La veille, le 28 avril, après plusieurs mois de tensions, le lieutenant Gastao Salsinha, principal officier des ex-soldats entrés en rébellion en 2006, et onze de ses hommes, qui avaient tenté d’assassiner, le 11 février 2008, le président Jose Ramos-Horta et le Premier ministre Xanana Gusmao, avaient déposé les armes, en se rendant aux autorités devant le palais du gouvernement. Le 11 février, Xanana Gusmao avait échappé aux balles, et le président, grièvement blessé, échappait de peu à la mort. Durant deux mois – son retour à Dili date du 17 avril –, Jose Ramos-Horta avait été soigné à Darwin, en Australie. Le 29 avril, lors de la cérémonie de reddition, il a tenu à pardonner à ses agresseurs. « En tant que personne, en tant que chrétien, je vous pardonne, mais, en tant que président, en tant que citoyen, vous devez répondre de vos actes devant la justice », a-t-il déclaré, ajoutant : « Vous devez des explications au peuple. Qui vous a envoyé, qui vous a financé, qui vous a soutenu, fourni des armes et des uniformes, et qui a planifié tout cela ? ».

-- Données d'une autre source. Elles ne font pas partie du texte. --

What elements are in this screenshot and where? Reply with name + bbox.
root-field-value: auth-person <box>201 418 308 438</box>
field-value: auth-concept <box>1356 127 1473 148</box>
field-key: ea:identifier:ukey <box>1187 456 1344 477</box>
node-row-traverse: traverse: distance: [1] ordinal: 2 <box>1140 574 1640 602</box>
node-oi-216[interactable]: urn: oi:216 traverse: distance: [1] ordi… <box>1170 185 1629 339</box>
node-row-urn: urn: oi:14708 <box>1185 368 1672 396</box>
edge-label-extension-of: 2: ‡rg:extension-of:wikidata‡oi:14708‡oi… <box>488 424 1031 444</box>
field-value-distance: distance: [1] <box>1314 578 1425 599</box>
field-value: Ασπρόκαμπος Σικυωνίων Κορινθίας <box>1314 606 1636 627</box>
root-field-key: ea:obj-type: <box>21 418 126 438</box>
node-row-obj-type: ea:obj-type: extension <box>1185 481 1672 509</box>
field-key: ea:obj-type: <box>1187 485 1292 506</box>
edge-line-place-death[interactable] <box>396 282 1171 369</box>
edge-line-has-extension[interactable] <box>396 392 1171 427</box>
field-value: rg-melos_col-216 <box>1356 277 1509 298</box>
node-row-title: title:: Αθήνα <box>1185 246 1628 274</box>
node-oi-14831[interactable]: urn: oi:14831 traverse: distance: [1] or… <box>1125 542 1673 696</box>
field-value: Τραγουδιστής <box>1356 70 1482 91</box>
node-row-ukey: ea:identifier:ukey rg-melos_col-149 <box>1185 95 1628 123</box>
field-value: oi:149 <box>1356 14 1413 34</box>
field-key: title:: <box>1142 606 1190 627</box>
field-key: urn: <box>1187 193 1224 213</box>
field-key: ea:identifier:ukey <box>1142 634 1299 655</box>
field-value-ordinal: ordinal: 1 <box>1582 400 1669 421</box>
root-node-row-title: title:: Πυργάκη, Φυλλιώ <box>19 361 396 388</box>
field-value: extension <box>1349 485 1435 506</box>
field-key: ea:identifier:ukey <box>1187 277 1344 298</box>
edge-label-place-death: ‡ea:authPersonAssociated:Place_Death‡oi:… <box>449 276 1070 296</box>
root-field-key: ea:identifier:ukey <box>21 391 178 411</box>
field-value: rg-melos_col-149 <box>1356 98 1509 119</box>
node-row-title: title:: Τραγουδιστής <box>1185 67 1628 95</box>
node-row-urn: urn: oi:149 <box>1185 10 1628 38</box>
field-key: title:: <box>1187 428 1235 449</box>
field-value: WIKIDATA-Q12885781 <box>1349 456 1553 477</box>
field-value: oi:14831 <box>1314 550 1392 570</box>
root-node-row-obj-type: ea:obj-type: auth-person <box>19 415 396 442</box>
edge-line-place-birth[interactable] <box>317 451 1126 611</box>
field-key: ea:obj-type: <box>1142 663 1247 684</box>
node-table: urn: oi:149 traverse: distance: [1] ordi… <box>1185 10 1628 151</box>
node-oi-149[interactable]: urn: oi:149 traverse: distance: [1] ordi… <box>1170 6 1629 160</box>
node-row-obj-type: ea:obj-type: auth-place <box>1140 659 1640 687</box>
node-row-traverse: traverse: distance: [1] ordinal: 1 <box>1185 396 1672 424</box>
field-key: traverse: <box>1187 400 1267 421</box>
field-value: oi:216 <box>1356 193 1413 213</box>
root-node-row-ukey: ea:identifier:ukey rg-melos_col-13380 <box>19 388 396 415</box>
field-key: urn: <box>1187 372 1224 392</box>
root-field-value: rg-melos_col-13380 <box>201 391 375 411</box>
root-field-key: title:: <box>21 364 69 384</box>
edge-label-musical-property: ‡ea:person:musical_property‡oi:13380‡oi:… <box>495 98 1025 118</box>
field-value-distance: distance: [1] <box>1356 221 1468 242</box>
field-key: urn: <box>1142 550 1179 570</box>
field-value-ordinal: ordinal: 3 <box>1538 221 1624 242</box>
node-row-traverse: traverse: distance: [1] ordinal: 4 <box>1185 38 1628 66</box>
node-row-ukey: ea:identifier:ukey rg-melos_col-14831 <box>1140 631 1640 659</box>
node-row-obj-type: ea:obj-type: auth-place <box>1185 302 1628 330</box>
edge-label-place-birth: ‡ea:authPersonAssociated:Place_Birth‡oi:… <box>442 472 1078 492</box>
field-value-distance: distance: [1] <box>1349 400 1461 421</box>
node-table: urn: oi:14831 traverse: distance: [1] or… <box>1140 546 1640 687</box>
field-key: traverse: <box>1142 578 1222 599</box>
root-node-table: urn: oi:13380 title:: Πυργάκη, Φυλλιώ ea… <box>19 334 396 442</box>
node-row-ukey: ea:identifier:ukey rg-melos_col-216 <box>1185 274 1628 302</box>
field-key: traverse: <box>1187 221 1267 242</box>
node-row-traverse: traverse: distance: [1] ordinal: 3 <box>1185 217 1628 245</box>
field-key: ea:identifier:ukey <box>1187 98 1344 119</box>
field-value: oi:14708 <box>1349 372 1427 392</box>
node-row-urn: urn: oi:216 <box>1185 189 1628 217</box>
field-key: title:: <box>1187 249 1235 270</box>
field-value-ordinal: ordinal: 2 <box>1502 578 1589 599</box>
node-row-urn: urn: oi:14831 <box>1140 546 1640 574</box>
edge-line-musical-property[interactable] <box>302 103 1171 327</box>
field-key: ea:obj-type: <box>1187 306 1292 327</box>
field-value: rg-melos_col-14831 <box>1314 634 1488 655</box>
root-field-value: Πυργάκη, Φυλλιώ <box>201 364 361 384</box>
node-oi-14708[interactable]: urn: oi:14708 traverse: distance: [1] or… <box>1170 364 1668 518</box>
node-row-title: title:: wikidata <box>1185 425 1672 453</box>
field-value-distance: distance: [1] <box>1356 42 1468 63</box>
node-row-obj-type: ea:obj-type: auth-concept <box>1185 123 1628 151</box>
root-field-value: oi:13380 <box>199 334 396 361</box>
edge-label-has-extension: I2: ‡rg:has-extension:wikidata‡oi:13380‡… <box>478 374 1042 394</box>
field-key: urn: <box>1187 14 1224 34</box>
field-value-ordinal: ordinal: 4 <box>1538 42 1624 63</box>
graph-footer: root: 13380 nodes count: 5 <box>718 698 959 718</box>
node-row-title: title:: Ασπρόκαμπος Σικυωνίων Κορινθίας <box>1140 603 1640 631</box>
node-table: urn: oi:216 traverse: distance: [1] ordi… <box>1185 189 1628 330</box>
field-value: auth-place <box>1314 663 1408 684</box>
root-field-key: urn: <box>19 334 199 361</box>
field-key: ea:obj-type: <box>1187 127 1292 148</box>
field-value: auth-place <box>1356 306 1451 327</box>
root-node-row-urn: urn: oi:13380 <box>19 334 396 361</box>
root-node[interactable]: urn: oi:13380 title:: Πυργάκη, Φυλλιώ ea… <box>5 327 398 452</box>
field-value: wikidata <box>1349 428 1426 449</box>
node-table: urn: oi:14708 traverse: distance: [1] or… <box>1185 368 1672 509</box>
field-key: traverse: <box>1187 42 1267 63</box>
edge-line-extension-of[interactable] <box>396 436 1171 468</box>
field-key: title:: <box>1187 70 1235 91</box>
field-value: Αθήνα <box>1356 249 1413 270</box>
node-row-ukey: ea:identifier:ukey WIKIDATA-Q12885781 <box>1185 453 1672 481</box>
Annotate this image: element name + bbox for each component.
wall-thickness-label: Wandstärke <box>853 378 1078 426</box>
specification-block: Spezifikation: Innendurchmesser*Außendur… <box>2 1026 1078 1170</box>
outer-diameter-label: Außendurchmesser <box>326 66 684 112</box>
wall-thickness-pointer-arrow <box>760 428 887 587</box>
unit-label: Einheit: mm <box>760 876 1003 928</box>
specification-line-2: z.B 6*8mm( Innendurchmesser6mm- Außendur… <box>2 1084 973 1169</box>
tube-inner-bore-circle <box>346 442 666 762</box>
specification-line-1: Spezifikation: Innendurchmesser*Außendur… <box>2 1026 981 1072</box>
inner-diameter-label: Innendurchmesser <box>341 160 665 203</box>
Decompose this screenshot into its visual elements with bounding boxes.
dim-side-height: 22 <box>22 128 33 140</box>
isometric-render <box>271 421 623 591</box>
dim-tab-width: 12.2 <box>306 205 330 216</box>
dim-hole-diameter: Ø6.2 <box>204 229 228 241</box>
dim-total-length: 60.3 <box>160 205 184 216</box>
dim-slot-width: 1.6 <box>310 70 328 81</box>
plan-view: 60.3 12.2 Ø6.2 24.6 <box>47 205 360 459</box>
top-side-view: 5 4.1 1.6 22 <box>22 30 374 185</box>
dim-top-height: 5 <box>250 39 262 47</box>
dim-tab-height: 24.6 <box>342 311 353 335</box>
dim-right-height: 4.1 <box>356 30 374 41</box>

Le fait est que bien des zones d’ombres demeurent quant à l’action armée du 11 février, au cours de laquelle le chef des ex-soldats rebelles, Alfredo Reinado, a été tué. Les motifs de l’attaque sont peu clairs, tout comme les raisons profondes des violences entre factions, qui ont fait 37 morts et plus de 100 000 déplacés en 2006, après la mise à pied de 600 soldats de l’armée régulière. A l’époque, l’explication la plus couramment avancée était que les soldats mis à pied étaient entrés en rébellion car, étant originaires des régions ouest du pays, ils ne supportaient plus les brimades exercées à leur encontre par les soldats et les officiers originaires des régions de l’est du pays.

Les conditions de la reddition de Gastao Salsinha et de onze de ses hommes restent également à éclaircir. Si le P. Ola, âgé de 40 ans, a pu jouer un rôle d’intermédiaire, c’est que les rebelles se cachaient sur le territoire de sa paroisse. Il y a plus d’un an, le gouvernement avait déjà fait appel à l’Eglise pour agir en tant que médiateur dans cette crise (1). Selon le témoignage du prêtre, les négociations à proprement parler ont duré quatre jours. « Je leur répétais que se rendre était pour eux le moyen de résoudre leurs problèmes », a-t-il expliqué, ajoutant à l’adresse des journalistes étrangers que « leurs problèmes ne [pouvaient] être résolus qu’entre Est-Timorais » (2). Sur le fond, il a simplement ajouté que la population du pays souffrait des conséquences de cet acte de rébellion et qu’il était temps d’y mettre fin.

Selon le gouvernement, Gastao Salsinha, lors de son interrogatoire par des militaires, s’est excusé auprès du peuple est-timorais « pour les souffrances liées à la crise et pour tous ceux qui continuent de vivre dans des camps de réfugiés ». Par crainte d’un regain des violences, plusieurs dizaines de milliers d’Est-Timorais vivent encore dans des abris provisoires. Le militaire rebelle s’est dit prêt à faire face à la justice.

Pour le P. Cyrus Banque, président de la Commission ‘Justice et Paix’ du diocèse catholique de Dili, la reddition des ex-soldats est une nouvelle très importante pour l’avenir du pays, car le gouvernement peut mettre un terme aux opérations militaires lancées pour les retrouver et, ainsi, la population pourra retrouver une vie normale. « C’est un moment crucial pour la paix. Désormais, la situation va se normaliser et les réfugiés n’auront plus à avoir peur de rentrer chez eux. »

Notes

(1) Voir EDA 459. (2) Ancienne colonie portugaise, territoire occupé par l’Indonésie de 1975 à 1999, le Timor-Oriental a connu un parcours chaotique depuis son indépendance, officiellement acquise en 2002. Dans le cadre d’une mission internationale (UNMIT - UN Integrated Mission in Timor-Leste), des troupes étrangères, australiennes notamment, contribuent toujours au maintien de la sécurité dans le pays. Peuplé d’un peu plus d’un million d’habitants, le Timor-Oriental est catholique à 98 %.